I put on my best interview suit, put a resume, cover letter and several letters of rec in my briefcase, and drove to their corporate headquarters in Newtown Square, PA.
It turned out to be the Apple Vacations headquarters, and none of the Apple folks with whom I spoke had ever heard of USA3000. I finally found the offices of the airline in the basement of the building.
The offices were obviously under renovation, as might be expected with a start-up concern. I eventually found a lady who identified herself as Assistant Director of Human Resources (I will withhold her name). I explained that I had emailed my resume as directed in the magazine ad, and that I was there to follow-up. She checked and found no record of my resume.
Apparently, Jacqueline Foreman had left USA3000 shortly after placing the ad, and the company neglected to have someone else receive her email. So, my resume, and follow-up emails had never been received.
When I told the young lady that I was soon to be furloughed from my current airline and was very interested in an opportunity to interview with USA3000, she immediately lost interest in speaking to me. She assumed a very condescending attitude, and explained that anybody furloughed from another airline would be required to resign seniority. Also, I would have to sign a two-year, $30,000 training contract.
Those two facts alone are fine, but she took a very negitive attitude towards me. She certainly did not appear to be interested in talking to me.

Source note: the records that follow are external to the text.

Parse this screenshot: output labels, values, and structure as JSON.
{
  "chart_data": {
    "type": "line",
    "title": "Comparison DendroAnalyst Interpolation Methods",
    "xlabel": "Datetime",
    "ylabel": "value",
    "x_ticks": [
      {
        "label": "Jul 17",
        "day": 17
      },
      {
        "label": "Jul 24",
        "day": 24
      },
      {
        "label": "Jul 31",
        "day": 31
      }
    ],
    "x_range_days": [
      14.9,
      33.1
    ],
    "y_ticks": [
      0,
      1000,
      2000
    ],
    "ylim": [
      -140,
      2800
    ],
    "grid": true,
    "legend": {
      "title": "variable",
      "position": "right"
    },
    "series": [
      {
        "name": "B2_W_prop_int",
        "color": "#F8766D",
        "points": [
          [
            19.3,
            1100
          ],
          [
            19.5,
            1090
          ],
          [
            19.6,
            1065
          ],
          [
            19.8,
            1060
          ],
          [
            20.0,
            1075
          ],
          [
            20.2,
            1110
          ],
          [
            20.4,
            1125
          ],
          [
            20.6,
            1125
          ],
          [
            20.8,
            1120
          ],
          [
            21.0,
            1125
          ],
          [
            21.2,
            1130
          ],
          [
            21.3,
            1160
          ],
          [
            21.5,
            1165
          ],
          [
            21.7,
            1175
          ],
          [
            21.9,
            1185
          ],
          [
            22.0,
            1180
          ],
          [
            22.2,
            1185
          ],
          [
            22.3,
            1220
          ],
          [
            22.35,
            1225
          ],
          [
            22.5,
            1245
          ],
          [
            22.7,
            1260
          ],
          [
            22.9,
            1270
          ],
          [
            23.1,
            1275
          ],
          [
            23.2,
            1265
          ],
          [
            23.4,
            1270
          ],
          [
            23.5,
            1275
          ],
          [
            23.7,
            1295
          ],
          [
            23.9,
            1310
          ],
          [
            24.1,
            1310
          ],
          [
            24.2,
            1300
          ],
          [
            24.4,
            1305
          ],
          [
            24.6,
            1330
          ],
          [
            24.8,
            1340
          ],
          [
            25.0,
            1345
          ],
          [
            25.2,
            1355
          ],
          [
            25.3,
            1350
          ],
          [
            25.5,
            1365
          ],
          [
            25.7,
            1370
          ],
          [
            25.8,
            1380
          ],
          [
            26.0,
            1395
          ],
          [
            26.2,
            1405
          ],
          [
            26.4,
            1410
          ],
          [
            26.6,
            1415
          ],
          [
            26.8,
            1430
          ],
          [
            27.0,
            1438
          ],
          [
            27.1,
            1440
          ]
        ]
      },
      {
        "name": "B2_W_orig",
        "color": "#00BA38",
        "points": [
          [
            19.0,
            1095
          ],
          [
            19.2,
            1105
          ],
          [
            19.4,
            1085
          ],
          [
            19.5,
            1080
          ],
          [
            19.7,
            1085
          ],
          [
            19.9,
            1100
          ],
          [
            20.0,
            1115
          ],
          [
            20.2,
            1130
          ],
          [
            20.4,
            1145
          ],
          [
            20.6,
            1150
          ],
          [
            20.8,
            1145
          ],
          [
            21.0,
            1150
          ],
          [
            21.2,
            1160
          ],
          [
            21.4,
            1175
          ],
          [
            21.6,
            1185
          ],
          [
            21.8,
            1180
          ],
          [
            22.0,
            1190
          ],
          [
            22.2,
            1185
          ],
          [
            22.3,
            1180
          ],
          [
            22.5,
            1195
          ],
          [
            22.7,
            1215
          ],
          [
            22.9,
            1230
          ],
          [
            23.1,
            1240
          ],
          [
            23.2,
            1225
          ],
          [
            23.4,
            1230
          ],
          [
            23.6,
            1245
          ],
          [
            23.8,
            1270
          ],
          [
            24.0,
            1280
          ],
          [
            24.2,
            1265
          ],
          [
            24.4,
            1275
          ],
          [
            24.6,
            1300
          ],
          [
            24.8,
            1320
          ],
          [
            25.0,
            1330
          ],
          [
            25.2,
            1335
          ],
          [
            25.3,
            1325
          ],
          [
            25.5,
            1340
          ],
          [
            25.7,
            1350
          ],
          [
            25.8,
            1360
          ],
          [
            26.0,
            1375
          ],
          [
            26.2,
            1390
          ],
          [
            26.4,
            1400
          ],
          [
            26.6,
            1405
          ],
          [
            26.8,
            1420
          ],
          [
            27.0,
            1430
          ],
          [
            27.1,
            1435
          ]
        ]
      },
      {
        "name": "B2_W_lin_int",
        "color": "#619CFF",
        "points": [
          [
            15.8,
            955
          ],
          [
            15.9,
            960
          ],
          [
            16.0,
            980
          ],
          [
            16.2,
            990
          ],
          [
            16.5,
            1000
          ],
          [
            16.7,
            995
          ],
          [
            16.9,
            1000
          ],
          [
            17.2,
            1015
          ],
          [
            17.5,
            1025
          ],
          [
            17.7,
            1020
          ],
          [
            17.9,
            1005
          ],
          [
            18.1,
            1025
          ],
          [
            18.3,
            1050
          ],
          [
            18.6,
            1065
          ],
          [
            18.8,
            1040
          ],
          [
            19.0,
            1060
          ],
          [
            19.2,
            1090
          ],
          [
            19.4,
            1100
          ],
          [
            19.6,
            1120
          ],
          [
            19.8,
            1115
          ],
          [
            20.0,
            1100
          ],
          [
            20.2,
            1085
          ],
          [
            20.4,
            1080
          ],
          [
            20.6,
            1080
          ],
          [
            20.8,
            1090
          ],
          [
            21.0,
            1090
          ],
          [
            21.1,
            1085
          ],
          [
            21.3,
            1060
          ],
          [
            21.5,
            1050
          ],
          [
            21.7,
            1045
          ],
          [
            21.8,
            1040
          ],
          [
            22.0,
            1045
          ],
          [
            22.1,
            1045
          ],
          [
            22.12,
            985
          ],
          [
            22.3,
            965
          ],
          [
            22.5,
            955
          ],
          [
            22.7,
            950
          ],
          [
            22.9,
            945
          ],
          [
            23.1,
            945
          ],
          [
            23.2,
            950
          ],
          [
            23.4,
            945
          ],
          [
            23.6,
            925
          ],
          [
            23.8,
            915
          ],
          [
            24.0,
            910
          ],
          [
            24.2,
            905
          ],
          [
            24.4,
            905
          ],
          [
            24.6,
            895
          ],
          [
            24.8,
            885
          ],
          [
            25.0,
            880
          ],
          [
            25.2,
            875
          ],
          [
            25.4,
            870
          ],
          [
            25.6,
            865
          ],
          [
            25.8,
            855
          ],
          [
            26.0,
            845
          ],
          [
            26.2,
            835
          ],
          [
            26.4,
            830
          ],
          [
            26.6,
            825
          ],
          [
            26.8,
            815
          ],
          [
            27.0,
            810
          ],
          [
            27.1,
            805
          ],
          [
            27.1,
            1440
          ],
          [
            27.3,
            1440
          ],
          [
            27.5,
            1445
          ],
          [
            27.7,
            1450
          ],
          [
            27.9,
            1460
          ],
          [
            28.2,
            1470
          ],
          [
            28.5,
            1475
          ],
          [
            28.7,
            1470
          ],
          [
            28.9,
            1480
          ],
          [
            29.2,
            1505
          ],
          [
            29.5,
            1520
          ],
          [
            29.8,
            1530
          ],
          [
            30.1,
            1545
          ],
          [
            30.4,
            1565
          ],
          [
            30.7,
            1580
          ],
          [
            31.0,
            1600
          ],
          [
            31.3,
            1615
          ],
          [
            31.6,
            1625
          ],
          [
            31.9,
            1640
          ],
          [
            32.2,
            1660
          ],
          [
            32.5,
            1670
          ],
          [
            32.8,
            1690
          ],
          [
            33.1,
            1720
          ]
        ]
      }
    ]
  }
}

Her attitude indicated to me that USA3000 is not interested in talking to anyone on furlough from a major airline.
I maintained composure, told her nicely that I was still interested in USA3000, gave her my paperwork, and added that I hoped to have a chance to interview. Then I left. I haven't given much thought to USA3000 since.
On the flip side, I had the opportunity not too long ago to have dinner with one the first pilots hired at USA3000. He was a very nice fellow, and he felt very positive about his company and the business plan.
I see USA3000 airplanes flying in PHL, so I imagine the FAA route checks are complete and the airline is up and running. For the sake of anyone working there, I hope the company does well.
However, I had a very negative experience with the Assistant Director of Human Resources, and that soured any desire I had to work there. I would have thought that a company trying to start up in this industry (or any industry) would stress to their staff the value of positive first impressions.
KC-10 driver, I don't think your first impressions are abnormal by any stretch of the imagination. I know someone personally involved with this and they have been very suprised - not in a good way. I won't elaborate but I think you dodged a bullet.
I'm sure there are those who have had good experiences here too, so best of luck to all involved. All I can say is I hope our industry resumes reality again and we can all look forward to quality career companies hiring and movement to be had at them again.